Колонка Эмиля Сокольского
(все статьи)

(О книге: Файзов Д., Цветков Ю. Часть жизни. / Файзов Д., Цветков Ю. М.: Совпадение, 2021.)



Многие стихотворения и одного, и другого автора, помещённые в эту книгу, мне уже знакомы; давно знакомы мне и сами авторы, активно ведущие литературную жизнь, устроители поэтических вечеров и фестивалей. Они очень походят на свои стихи: вечно молодой, по-юношески непосредственный и дружелюбный Данил Файзов и не менее дружелюбный, но, в отличие от Файзова, сдержанный, самоуглублённый, «взрослый» Юрий Цветков.
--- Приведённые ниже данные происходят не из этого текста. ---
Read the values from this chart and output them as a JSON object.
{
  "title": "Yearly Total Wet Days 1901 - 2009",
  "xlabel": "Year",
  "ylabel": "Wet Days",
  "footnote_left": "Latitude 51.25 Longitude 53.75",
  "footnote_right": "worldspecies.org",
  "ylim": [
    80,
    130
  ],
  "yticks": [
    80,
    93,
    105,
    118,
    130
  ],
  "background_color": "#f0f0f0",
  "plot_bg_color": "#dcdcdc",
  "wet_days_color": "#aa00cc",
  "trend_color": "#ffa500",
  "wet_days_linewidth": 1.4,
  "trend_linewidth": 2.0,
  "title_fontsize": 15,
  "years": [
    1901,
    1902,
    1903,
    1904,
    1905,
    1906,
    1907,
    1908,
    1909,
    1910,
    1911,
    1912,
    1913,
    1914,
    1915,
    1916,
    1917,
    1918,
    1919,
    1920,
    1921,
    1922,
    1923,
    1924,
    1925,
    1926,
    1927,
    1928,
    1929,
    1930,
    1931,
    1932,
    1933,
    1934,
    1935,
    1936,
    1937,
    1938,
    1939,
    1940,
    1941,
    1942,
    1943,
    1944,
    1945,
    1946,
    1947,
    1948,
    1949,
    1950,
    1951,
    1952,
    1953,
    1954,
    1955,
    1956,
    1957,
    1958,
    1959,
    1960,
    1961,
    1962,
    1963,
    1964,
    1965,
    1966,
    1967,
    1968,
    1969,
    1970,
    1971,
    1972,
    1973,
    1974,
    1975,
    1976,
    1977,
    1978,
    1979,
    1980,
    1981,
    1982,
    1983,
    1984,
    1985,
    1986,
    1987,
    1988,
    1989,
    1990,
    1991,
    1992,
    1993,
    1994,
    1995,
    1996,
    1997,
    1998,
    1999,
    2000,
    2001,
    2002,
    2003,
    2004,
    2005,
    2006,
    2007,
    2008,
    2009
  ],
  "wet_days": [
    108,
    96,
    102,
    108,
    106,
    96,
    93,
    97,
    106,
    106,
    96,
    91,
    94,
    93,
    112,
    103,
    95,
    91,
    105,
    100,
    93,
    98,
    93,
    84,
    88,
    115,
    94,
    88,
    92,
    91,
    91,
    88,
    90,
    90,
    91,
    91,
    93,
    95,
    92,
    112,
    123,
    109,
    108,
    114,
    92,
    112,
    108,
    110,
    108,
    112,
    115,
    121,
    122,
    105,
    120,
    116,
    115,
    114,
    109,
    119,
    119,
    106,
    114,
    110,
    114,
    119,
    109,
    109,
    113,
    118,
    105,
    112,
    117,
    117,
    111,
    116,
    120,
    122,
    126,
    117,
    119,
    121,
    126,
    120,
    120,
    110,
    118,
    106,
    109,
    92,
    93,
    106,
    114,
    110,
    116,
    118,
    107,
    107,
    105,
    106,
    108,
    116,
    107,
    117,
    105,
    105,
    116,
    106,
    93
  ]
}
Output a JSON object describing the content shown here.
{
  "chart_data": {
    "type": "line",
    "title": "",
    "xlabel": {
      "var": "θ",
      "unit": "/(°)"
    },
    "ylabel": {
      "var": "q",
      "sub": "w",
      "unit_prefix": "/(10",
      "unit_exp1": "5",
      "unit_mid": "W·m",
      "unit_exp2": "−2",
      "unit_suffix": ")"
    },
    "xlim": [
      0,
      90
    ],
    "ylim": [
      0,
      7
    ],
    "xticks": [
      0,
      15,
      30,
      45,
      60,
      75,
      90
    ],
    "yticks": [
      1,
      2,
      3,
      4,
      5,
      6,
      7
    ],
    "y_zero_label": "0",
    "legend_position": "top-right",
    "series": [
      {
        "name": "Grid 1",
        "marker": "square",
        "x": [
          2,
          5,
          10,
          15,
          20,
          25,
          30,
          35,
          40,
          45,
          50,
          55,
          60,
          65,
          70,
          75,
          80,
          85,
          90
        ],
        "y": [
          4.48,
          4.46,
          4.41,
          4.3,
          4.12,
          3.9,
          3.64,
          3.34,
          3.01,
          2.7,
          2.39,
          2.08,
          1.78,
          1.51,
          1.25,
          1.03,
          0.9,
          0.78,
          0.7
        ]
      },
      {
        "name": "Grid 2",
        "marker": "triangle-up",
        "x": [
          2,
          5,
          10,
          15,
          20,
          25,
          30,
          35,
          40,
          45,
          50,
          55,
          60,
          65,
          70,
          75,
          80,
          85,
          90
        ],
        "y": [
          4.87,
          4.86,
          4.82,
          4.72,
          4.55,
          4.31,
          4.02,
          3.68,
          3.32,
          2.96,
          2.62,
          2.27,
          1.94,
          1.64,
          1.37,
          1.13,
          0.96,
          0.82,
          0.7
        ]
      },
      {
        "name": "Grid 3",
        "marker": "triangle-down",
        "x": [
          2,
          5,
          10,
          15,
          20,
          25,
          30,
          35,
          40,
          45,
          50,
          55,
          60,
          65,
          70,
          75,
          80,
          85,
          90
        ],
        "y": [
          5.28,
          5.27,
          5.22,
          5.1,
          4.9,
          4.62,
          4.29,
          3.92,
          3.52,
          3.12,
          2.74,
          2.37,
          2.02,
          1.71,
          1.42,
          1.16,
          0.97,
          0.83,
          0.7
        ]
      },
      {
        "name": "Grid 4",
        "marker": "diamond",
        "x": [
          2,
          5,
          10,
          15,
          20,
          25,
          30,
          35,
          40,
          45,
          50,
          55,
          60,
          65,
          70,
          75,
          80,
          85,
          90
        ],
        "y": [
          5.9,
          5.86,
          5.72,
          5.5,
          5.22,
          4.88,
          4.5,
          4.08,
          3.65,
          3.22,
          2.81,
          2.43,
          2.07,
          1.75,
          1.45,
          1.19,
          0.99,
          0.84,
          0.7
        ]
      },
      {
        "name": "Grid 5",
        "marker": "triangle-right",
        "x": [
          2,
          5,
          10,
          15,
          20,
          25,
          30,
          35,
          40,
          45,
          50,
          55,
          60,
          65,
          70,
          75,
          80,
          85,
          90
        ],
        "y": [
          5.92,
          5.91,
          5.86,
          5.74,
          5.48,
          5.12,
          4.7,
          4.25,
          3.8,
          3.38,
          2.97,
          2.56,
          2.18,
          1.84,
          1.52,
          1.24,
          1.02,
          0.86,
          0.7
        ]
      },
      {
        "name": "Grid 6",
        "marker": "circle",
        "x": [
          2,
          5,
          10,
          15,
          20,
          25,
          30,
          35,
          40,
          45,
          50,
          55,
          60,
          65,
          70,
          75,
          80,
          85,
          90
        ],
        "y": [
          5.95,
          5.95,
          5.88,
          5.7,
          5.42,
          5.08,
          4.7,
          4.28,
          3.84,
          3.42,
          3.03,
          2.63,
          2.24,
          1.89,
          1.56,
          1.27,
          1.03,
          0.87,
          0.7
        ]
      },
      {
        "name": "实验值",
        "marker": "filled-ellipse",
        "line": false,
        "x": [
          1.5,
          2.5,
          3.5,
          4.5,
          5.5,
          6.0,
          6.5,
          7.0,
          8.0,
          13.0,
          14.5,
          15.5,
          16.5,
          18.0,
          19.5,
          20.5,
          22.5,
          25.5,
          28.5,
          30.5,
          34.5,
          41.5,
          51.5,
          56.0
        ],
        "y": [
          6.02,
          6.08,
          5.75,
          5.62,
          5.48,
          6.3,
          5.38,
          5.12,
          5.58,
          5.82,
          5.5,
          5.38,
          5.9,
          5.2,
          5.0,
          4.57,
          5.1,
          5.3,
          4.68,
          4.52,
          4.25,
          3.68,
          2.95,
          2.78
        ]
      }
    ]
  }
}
Поэты-друзья, поэты-единомышленники, столь близкие и столь разные, решившие выпустить свои книги под одной обложкой – «Третьи картинки» и «Плюс девять».

Пожалуй, как в жизни, так и в стихах они идеально дополняют друг друга. Вот «лёгкий», непринуждённый Файзов, который, словно не задумываясь, идёт по рискованному пути. Он пишет так, как сейчас пишут многие: когда – придерживается регулярного размера, когда – освобождает себя от него, почти не использует знаков препинания, не обходит стороной манеру Бродского (цикл «Зимние каникулы»), ироничен...

Стихи ли это – или производство текстов? Когда как. «Рыбы устанут искать пропитанье в воде. / Серыми перьями двинутся к тёмному берегу. / Серыми мордами в поисках рыбьей америки / сунутся в гальку, в осоку <…>» Концовка стихотворения призывает не бояться расставания с привычным, коль наступает необходимость, учиться жить по-новому, вступать в жизнь иного качества. Образ необычный; это, конечно, стихи. «Когда ты уходишь, во мне начинается водка, / минутная слабость, портвейн и голодные люди» – здесь явная ироничность интонации, даже с элементами стёба, направленного в адрес «уходящей» (или «ушедшей»). Однако вторая строфа выруливает на чистую поэзию:

И то, что спасенье может быть в яблочном Спасе,
в ауканье гулком чуть-чуть недозрелой ранетки,
поймётся лишь в то ароматное наше несчастье,
которое станет нелишним на выдохе лета.

Такие стихи – скорее исключение. Файзов не творит – он наговаривает строки, на первый взгляд – о том о сём, на второй же, более внимательный – о чём угодно, только не о пустяках; он откровенен в своих размышлениях о жизни и смерти, о родителях, о взаимоотношениях с ближними; не забывает добавить шутливо расцвеченной выдумки: «В какой-нибудь новой жизни будем вкушать неизменный салат капустный / и понимать по-новой, что рай – он не просто рядом, он здесь и есть… / Стоит только уснуть, задремать на высоком, на барном стуле, / проиграв в азартные игры все деньги и весь интерес». Нельзя не отдать автору должное: почти ни одно стихотворение, с какой бы небрежной простотой оно ни было написано, не скрывает серьёзности намерения выразить вполне определённый смысл. Оставаясь при этом – непритязательным стишком, который можно назвать не произведением искусства, а скорее экспромтом, репликой, заметкой на полях.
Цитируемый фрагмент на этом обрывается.